Scion’s Rotorua headquarters have gone head-to-head with the Silicon Valley campus of top tech company Google — and come out on top.

But there are no hard feelings between the architects behind the two incredible buildings.

The Dubai International Best Practices Award for Sustainable Development was presented on 13 February 2024 and Scion’s Innovation hub Te Whare Nui o Tuteata won ‘The Most Beautiful, Innovative and Iconic Building’ award.

Designed by RTA Studios and Irving Smith Architects, it was a finalist alongside Google Bay View in the United States designed by Danish studio Bjarke Ingels Group (BIG) and London-based Heatherwick Studio.

This week, Jeremy Smith of Irving Smith gave BIG partner Kai-Uwe Bergmann the grand tour of the Rotorua building while Bergmann was visiting New Zealand for an architecture conference.

Walking through the doors of Te Whare Nui o Tuteata for the first time, Bergmann says he was struck by the timber building’s warmth.

“Being a finalist in the same category is a great honour.

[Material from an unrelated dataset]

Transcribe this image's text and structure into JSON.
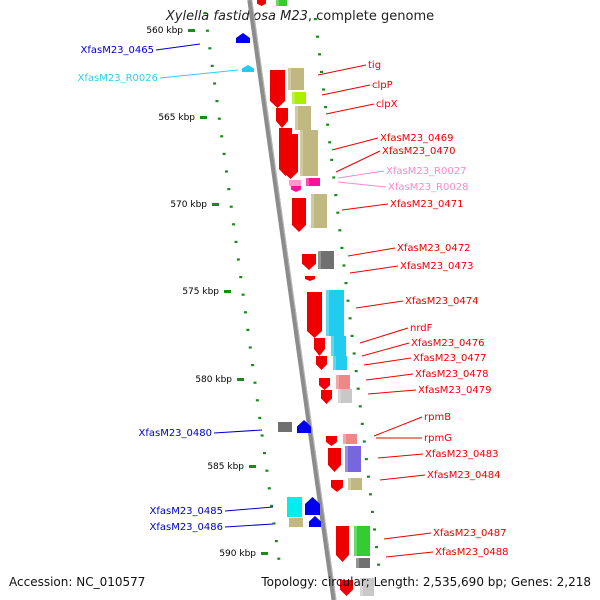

The Dubai award celebrates work that innovates the building industry and Te Whare Nui o Tuteata and Google’s building both achieve that.”

The awards were held for the first time since 2019 in Dubai at the World Governments Summit. They featured five categories and attracted almost 3000 entries from around the globe.

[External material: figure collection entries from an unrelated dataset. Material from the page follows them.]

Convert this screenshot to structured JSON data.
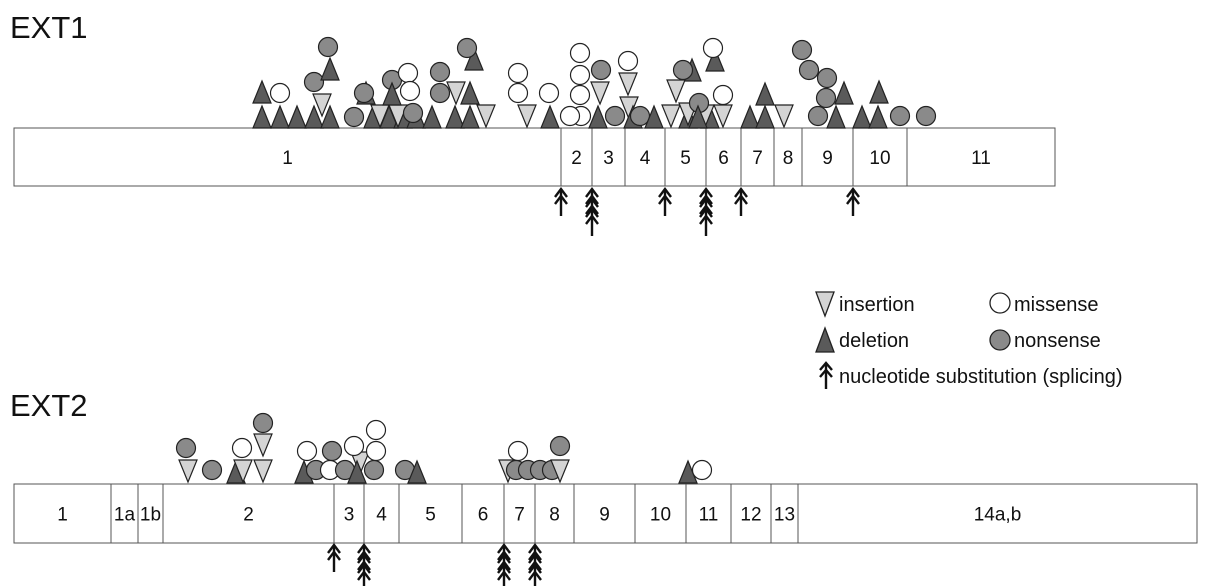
{
  "legend": {
    "insertion": "insertion",
    "missense": "missense",
    "deletion": "deletion",
    "nonsense": "nonsense",
    "splicing": "nucleotide substitution (splicing)"
  },
  "colors": {
    "insertion": "#d4d4d4",
    "deletion": "#5a5a5a",
    "missense": "#ffffff",
    "nonsense": "#8a8a8a",
    "outline": "#222222"
  },
  "icons": {
    "insertion": "down-triangle-icon",
    "deletion": "up-triangle-icon",
    "missense": "open-circle-icon",
    "nonsense": "filled-circle-icon",
    "splicing": "double-arrow-icon"
  },
  "genes": [
    {
      "name": "EXT1",
      "exons": [
        "1",
        "2",
        "3",
        "4",
        "5",
        "6",
        "7",
        "8",
        "9",
        "10",
        "11"
      ],
      "splicing_exons": [
        "2",
        "3",
        "5",
        "6",
        "7",
        "10"
      ]
    },
    {
      "name": "EXT2",
      "exons": [
        "1",
        "1a",
        "1b",
        "2",
        "3",
        "4",
        "5",
        "6",
        "7",
        "8",
        "9",
        "10",
        "11",
        "12",
        "13",
        "14a,b"
      ],
      "splicing_exons": [
        "3",
        "4",
        "7",
        "8"
      ]
    }
  ]
}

The Most Beautiful, Innovative and Iconic Building category recognises iconic, smart, innovative, human-centric sustainable projects that innovatively combine green design and construction practices with modern architectural excellence.

The win adds to the list of more than 20 national and international awards Te Whare Nui o Tuteata has taken home since opening in 2021.

The building’s name, meaning the great house of Tuteata, acknowledges Tuteata who is the ancestor of the three hapū who are the tangata whenua here: Ngāti Hurungaterangi, Ngāti Taeotu and Ngāti Te Kahu. The name was gifted to Scion by those three hapū.

The three-storey 2000 sq m building was built using a diagrid timber structure using less material than traditional structures. Scion tested the strength of the diagrid components. The building has also been designed to be carbon-zero meaning it stores as much carbon as was emitted during its construction.